As with our professional practices and values, it’s highly likely that involving diverse voices in test construction will introduce differences in the types of evidence of learning we privilege in our assessment designs. 

Forging a path to diversity and inclusion

It’s incredibly challenging to develop items that are culturally relevant for all students, especially when those leading test design and development are mostly members of the culturally dominant group. Designers of any kind have to make assumptions, and in the case of test design, those assumptions may be limiting the relevance of the assessment for students from nondominant cultures. 

Research has shown that culture has significant effects on how test-takers both approach standardized tests and on test-taking performance.
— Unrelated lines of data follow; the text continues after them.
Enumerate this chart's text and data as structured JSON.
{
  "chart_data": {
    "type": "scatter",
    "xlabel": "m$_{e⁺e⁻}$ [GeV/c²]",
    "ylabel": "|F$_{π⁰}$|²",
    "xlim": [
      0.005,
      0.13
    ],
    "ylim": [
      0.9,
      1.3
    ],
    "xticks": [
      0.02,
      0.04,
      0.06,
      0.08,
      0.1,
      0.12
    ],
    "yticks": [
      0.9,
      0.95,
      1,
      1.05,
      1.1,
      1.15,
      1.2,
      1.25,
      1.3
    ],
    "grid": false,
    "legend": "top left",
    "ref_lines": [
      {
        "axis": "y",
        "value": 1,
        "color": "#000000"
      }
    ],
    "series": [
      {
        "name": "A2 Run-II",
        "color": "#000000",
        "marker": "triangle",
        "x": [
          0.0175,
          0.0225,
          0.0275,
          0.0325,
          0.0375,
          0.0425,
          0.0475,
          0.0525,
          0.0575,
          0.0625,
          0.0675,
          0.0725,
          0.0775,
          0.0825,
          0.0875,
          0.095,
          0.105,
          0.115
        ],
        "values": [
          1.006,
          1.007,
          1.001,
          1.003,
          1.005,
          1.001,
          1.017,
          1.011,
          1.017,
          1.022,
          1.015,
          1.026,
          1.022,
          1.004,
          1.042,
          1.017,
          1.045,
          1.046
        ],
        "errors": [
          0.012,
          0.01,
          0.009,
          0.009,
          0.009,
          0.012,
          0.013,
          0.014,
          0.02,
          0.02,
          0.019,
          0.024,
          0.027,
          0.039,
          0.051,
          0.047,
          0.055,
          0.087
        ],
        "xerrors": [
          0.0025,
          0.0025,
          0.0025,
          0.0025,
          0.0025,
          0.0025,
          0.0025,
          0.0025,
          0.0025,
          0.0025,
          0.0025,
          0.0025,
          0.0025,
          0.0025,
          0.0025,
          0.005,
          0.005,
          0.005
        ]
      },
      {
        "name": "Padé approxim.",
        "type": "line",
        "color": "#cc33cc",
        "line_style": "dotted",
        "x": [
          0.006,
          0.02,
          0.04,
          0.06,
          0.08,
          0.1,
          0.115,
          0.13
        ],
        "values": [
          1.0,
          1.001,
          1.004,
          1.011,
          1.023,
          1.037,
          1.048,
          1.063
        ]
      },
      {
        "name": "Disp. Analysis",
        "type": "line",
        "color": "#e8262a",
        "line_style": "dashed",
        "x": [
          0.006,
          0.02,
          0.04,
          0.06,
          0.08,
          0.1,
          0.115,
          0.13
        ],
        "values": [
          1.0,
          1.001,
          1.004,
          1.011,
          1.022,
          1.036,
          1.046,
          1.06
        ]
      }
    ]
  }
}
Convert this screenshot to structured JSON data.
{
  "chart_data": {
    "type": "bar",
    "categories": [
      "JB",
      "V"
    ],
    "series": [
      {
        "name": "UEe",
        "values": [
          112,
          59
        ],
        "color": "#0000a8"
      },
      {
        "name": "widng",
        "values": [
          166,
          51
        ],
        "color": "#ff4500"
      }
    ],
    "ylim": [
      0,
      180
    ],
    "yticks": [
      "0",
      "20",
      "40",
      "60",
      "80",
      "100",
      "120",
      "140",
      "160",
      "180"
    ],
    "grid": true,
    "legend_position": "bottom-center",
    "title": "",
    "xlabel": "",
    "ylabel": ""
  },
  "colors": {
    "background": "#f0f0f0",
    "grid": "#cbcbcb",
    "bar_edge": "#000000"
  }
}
This research creates an imperative in our field to fully interrogate all of the possible explanations for group differences in test outcomes, and to evolve our assessment design practices to keep pace with the field of learning and instruction that have shifted to more explicitly account for the role of culture. 

Luckily as a field, we seem to be increasingly recognizing the overdue need to amplify diverse voices.

Many organizations and leaders are working to address disparities in access to the field and in the promotion and retention of diverse talent. 

The National Council on Measurement and Education has funded a number of special projects supporting students of color in measurement programs and highlighting diverse perspectives, including the work of Darius Taylor with the Wrong Answer Project. 

Additionally, late last year I had the privilege of launching a nonprofit, Women in Measurement, with a group of dedicated colleagues who are passionate about advancing gender and racial equity in the field. 

The structural racism and misogyny that have led to disproportionate access and representation are certainly not unique to educational measurement, but it is going to take the energy of all of us to address the persistent inequities within our corner of the world. 

Not only must we elevate the voices and perspectives of people of color, but perhaps even more importantly, we must all commit to raising our collective critical consciousness within the field so that we can effectively grapple with the most pressing issues we face in educational measurement. 

I’m looking forward to the opportunity for the upcoming question and answer session, but I certainly do not have all the answers. So I’ve posed some of my own discussion questions here for us all to discuss. 

If you have more questions, my contact information is provided. Thank you.

Discussion Questions: 

  1. What opportunities do you see for elevating diverse leadership within the field of educational measurement? 
  2. What do you see as the most critical lever for advancing racial equity within educational assessment? 
  3. How will the future of assessment better attend to the sociocultural nature of learning?